Yellow Tail urges Canadians to get toasty

Yellow Tail is adding a whole lot of cheese to its wine with a new Facebook contest called “Goodbye Fridays” that invites contestants to create their own toast.

Chris Powell May 12, 2011

Yellow Tail is adding a whole lot of cheese to its wine with a new Facebook contest called “Goodbye Fridays” that invites contestants to create their own toast. It’s in step with the brand’s strategy to rebuild sales at a time when Aussie wines are losing market share in Canada.

Part of an overarching marketing program known as “Fridays Off,” the online contest is offering a grand prize of $20,000 in cash – which is said to be the equivalent of having Fridays off work for one year.

Developed by the Omnicom-owned TBWA\Toronto, which began working with the brand at the start of the year, the English-only initiative is housed on Yellow Tail’s Canadian Facebook page. Once participants “like” the page (it had nearly 17,000 likes at press time), they can enter the contest and view other entries.

The promotion is also being supported in-store with bottle neck tags directing consumers to the Facebook page. In Ontario, it enables Yellow Tail to piggyback on a “Rediscover Down Under” promotion that is currently running in LCBO stores throughout the province.

Like many of its Australian counterparts, Yellow Tail has seen its market share in Canada eroded, mostly by wines from Latin American countries like Argentina and Chile, since late 2008.

Celebrating its 10-year anniversary next month (it debuted in Canada two years later, in 2002), Yellow Tail currently accounts for 15.2% of all Australian wine sales in Canada and 22% of all Australian wine sales in Ontario according to data supplied by Kirkwood Group (Australian wines comprise 14.5% and 15.4% of import wine sales in Ontario and Canada respectively). Yellow Tail’s shelf space varies by province, although in Ontario it has eight varietals and two sparkling wines.

Holly Wyatt, director of marketing for Kirkwood Group – Yellow Tail’s sales and marketing agent in Ontario and Saskatchewan – speculated that with a print point of around $13, which she said put the brand in the “higher end” price category, the recent recession may have been a significant contributor to the slip in sales.

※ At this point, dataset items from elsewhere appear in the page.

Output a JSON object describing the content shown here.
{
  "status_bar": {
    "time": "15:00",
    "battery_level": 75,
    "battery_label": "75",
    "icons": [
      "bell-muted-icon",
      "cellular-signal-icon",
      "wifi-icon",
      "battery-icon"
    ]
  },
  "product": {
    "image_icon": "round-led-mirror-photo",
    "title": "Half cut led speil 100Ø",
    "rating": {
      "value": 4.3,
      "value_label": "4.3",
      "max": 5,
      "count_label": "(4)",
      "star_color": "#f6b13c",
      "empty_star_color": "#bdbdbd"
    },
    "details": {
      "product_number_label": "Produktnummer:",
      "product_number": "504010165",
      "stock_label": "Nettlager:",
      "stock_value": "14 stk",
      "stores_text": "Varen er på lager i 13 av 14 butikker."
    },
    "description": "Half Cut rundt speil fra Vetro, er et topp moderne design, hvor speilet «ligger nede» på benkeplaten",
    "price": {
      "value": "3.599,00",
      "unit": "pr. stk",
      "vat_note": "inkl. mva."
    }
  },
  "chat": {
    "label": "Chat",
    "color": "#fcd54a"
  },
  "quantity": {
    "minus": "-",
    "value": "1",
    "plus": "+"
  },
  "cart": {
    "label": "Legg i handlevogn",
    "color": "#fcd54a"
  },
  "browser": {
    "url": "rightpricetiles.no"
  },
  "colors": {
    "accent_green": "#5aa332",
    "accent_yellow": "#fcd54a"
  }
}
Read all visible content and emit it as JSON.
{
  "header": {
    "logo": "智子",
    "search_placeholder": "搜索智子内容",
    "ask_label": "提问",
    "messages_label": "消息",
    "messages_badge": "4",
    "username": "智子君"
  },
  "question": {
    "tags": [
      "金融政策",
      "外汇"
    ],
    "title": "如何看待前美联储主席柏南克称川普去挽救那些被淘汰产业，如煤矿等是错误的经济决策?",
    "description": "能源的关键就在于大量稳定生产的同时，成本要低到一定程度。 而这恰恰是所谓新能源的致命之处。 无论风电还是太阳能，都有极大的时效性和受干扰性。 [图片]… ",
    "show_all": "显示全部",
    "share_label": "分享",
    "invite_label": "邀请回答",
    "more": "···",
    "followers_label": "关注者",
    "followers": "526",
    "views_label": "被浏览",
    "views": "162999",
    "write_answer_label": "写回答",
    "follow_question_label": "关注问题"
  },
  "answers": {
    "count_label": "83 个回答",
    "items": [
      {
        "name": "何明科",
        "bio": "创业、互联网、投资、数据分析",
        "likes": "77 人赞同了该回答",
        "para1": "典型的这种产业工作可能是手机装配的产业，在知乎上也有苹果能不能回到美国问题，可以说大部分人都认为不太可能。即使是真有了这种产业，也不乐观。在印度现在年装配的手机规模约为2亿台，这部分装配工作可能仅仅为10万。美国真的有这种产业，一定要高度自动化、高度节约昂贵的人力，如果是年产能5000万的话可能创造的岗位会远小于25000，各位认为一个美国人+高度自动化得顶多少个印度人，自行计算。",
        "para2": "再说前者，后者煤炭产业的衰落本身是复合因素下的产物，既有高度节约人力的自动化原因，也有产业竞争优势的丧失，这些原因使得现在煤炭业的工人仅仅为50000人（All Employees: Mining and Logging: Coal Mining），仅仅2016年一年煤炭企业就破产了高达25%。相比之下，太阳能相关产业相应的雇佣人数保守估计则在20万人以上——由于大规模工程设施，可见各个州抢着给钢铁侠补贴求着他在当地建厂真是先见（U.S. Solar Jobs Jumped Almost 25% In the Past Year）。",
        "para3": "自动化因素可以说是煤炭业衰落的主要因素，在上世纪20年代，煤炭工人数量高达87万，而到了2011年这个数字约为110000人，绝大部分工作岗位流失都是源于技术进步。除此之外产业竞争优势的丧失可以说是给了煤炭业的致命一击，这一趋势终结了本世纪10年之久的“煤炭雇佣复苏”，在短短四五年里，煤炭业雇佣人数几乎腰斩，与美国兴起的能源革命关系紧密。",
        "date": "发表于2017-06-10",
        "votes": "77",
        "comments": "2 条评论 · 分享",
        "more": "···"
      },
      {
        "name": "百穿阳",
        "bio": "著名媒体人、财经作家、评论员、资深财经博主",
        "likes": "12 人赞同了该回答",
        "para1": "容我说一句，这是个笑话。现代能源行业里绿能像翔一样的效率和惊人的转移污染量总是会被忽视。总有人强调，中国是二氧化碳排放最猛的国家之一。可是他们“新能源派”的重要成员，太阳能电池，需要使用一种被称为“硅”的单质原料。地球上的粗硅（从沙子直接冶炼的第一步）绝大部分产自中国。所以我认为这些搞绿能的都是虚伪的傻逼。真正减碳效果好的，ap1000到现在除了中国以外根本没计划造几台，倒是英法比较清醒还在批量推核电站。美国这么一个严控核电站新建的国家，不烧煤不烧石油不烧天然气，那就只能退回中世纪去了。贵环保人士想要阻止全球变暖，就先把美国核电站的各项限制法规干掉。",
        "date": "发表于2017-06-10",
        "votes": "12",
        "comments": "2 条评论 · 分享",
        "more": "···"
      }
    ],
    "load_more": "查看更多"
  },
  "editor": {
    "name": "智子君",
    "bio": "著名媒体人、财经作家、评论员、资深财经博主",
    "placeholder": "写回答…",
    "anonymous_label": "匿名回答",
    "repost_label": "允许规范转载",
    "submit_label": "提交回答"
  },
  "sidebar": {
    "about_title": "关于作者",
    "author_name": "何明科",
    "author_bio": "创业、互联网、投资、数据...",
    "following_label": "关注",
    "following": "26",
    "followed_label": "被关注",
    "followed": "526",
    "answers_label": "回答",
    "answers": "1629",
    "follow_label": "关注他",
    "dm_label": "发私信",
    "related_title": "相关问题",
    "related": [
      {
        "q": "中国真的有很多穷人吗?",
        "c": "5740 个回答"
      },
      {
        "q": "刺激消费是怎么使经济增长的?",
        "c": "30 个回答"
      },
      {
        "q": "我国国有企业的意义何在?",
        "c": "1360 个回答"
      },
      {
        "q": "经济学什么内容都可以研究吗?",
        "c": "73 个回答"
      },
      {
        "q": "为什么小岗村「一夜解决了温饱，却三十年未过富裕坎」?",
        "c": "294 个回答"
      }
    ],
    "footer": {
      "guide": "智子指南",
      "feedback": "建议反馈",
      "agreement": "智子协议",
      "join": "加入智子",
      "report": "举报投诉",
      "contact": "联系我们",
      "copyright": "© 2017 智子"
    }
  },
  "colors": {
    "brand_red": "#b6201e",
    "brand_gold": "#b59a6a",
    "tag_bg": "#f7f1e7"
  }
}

“We were definitely the king of the castle for a lot of years, and there’s been a lot of brands that have come in and taken a little bit of the slice of that pie away,” said Wyatt. “It’s really about re-energizing the brand and to some degree, because the brand is so big, re-energizing the [Australian] category a little bit.”

Wyatt described the new work from TBWA/Toronto as more “all-encompassing,” with both the retail and on-premise channels covered, as well as numerous vehicle channels appearing in the media mix.

“The end result is we want to activate the consumer, whether that’s going to buy a bottle or just being reminded of this brand that they do love and is worthwhile to rediscover,” she said.

In June, the promotion will gain additional support from an out-of-home campaign breaking in six major markets (Vancouver, Calgary, Edmonton, Toronto, Montreal and Halifax) that will invite consumers to text a toast for a chance to see it appear on a digital board in a high-traffic part of the city.

Night projections are also scheduled to come on-stream in July, while a Yellow Tail-branded Airstream trailer will also appear at festivals throughout Ontario during July and August.

Wyatt said that one of the campaign objectives is to position the Yellow Tail brand as “approachable and accessible.”

“It’s really all about Yellow Tail being very accessible, not being overly pretentious and making sure that we’re talking to the consumer in a way that’s pretty familiar,” she said.

TBWA/Toronto collaborated with the Australian agency Amnesia Razorfish on some of the campaign’s digital elements. OMD Canada handled media for the campaign.